Joshua Gans discusses a pricing model for long-form journalism that appears to be i-tunes-ish.

Put simply, $0.99 makes sense in the world of $0.99 but it is less clear it will carry the weight in the would of free.

I have been thinking about this problem ever since Varian and Shapiro’s Information Rules (and indeed before that, because Hal Varian had stimulated my interest in it).

My first thought was the micropayments were the answer. However, Clay Shirky made a convincing case that “mental transaction costs” with paying a few cents per article were too high.

My second thought was bundling. Over ten years ago, I wrote,

the “silo” model tries to maintain an anachronistic wall between the content in one silo and content in other silos. In the world of physical magazines, it certainly makes sense that a subscription to “Business Week” does not entitle you to read “Forbes.” Clearly, they are two separate physical collections of paper.

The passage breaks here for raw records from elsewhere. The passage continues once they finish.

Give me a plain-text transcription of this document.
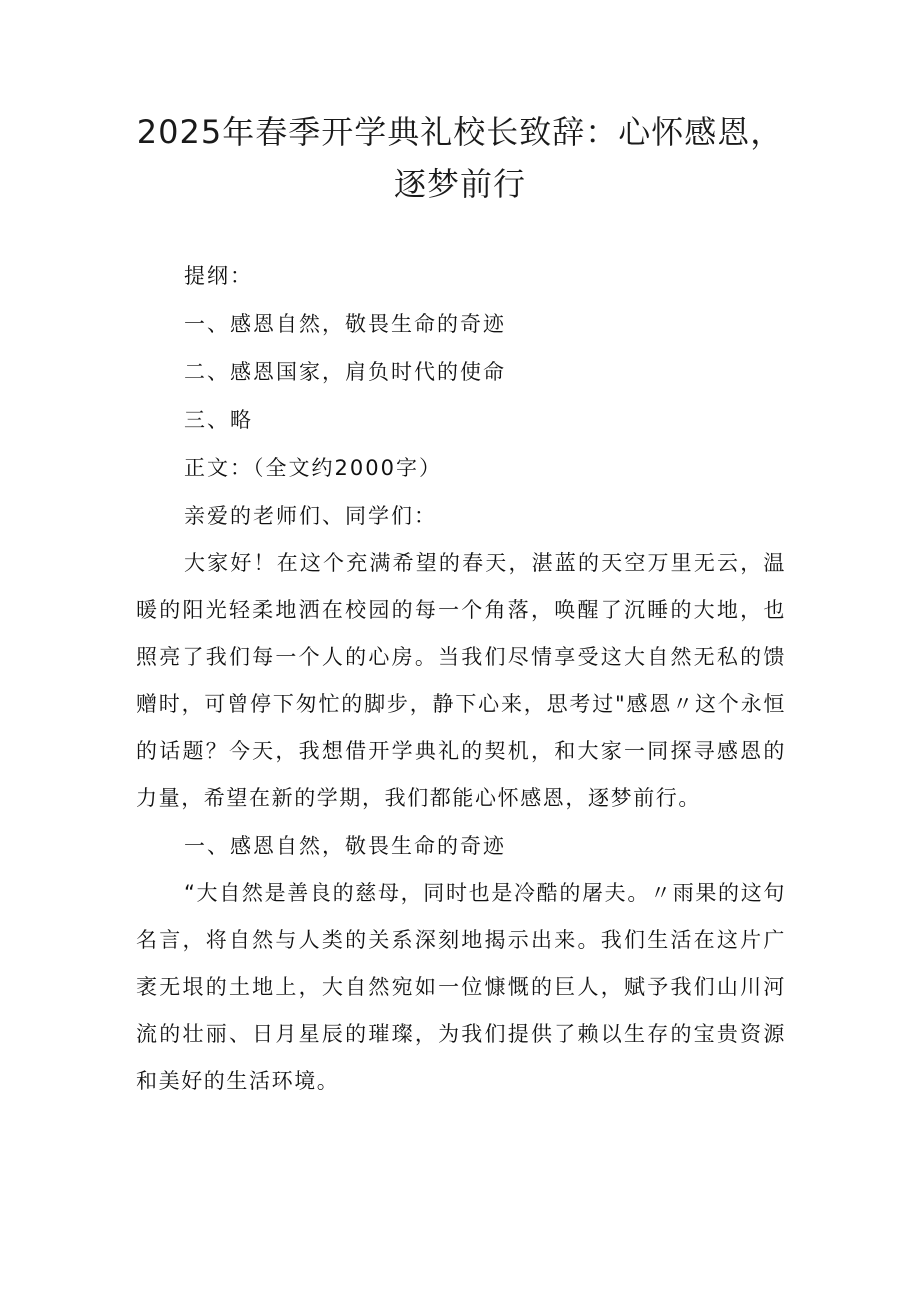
2025年春季开学典礼校长致辞：心怀感恩，逐梦前行

提纲：

一、感恩自然，敬畏生命的奇迹

二、感恩国家，肩负时代的使命

三、略

正文：（全文约2000字）

亲爱的老师们、同学们：

大家好！在这个充满希望的春天，湛蓝的天空万里无云，温暖的阳光轻柔地洒在校园的每一个角落，唤醒了沉睡的大地，也照亮了我们每一个人的心房。当我们尽情享受这大自然无私的馈赠时，可曾停下匆忙的脚步，静下心来，思考过"感恩〃这个永恒的话题？今天，我想借开学典礼的契机，和大家一同探寻感恩的力量，希望在新的学期，我们都能心怀感恩，逐梦前行。

一、感恩自然，敬畏生命的奇迹

“大自然是善良的慈母，同时也是冷酷的屠夫。〃雨果的这句名言，将自然与人类的关系深刻地揭示出来。我们生活在这片广袤无垠的土地上，大自然宛如一位慷慨的巨人，赋予我们山川河流的壮丽、日月星辰的璀璨，为我们提供了赖以生存的宝贵资源和美好的生活环境。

On the Internet, however, this distinction is not a physical necessity. Most consumers in fact pick and choose articles from a variety of online magazines. In contrast to the physical world, consumers can engage in extensive content aggregation without imposing meaningful costs at the margin.

I proposed instead that as a consumer you would pay an annual fee to belong to a “club” that allows you to access many journalistic efforts at once. Today, I could see Amazon adopting that model.

A few years later, I decided that patronage was a more likely model. I wrote,

In the future, it may very well turn out that both independent journalists and newspapers will require philanthropic support in order to operate. At that point, newspapers, with their high overhead, will be less likely to survive than independent journalists. However, I am sure that the New York Times and a few other newspapers will have sufficent nostalgia value in the eyes of some future wealthy mogul to ensure ongoing funding.

Note that the venture Gans is discussing was launched with what I call the micropatronage model.